Better information on what to expect - e.g. When you milk comes in, changes in boobs (how many mums think they've run out of milk when they go floppy and baby is getting frantic...?! I know I did!), growth spurts, expressing etc.

I think I'm suggesting we need better information! I paid for NCT classes so at least had a head start. No idea what the NHS offers.

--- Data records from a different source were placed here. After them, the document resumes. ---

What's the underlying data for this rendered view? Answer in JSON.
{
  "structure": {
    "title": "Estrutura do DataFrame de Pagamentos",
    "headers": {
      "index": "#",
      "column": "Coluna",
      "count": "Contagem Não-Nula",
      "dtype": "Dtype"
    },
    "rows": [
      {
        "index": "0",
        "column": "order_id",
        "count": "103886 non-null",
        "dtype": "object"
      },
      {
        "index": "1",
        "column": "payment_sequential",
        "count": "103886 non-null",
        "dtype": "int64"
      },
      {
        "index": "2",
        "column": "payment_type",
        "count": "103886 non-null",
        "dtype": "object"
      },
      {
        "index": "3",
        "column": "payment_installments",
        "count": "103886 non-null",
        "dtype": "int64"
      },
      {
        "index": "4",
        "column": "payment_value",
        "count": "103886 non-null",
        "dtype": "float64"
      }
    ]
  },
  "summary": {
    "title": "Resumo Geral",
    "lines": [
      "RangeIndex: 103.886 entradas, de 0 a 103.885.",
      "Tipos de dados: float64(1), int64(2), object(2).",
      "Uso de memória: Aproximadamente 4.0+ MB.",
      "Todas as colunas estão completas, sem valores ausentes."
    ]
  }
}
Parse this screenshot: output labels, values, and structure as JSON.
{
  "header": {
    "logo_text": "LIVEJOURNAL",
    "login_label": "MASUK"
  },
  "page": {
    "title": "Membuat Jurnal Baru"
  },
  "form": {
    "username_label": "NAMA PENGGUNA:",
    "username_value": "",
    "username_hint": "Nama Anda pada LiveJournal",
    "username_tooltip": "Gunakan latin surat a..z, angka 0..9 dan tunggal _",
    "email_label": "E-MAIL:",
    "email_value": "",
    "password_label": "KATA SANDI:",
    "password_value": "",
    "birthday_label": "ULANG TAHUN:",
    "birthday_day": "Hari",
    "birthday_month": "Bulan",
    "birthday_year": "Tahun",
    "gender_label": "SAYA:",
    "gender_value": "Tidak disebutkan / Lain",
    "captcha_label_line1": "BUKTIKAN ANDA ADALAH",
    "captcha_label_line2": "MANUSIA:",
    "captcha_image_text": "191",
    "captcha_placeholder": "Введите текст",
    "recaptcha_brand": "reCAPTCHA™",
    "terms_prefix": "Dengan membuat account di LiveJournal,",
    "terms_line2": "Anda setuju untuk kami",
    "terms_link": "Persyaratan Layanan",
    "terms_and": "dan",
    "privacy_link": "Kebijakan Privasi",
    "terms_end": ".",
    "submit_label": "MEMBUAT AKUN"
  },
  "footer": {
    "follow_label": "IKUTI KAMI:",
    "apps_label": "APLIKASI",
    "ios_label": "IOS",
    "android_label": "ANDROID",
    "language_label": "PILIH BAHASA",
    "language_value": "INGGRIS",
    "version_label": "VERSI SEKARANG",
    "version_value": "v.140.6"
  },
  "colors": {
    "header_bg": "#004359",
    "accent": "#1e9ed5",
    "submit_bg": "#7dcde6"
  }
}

scrappydappydoo Thu 29-Oct-09 11:51:57

Agree with Kayz - better informed hcps who know/understand more about bfing. Have the new wieght charts been released yet that plot a bf baby weight gain?? and formula top up is not the answer to every bf problem..
Also HCPs need to understand the whole bf on demand thing - I had a hv who told me I should only feed by bf 8mth old 3 times a day - she didn't tell that to dd2!!
Also agree there should be more reassurance that it ain't easy at first but it will get better!!

foxytocin Thu 29-Oct-09 11:54:31

Stop the promotion of formula in magazines aimed at health care professionals.

Stop the advertising of 'follow on' milks which were only created to make parents brand aware.

Real training for midwives and health visitors in what normal breastfeeding is. Pay them to go to start and continue training beyond the 2 day Unicef course or whatever they normally attend. At the moment I understand that if HCPs want to update or continue their knowledge they have to pay out of pocket to do so. shock

Get baby food companies to label foods correctly - ie in line with the WHO/DOH recommendations that babies should be given milk only (no matter what kind) until 6 mos.

Igglybuff Thu 29-Oct-09 11:58:11

Also better paternity leave. My DH has been off work for four weeks which has meant I've kept BF because he has been able to help me in the night. If he'd gone back to work after two weeks I'd have cracked and given formula as around then I was a wreck thinking my boobs had failed me. Dads play an important supporting role and two weeks leave does not cut it.

AitchTwoToTangOh Thu 29-Oct-09 11:58:31

forget totally about trying to persuade women who aren't interested, concentrate on those who want to bf. initiation rates are a political target, signifying nothing at all.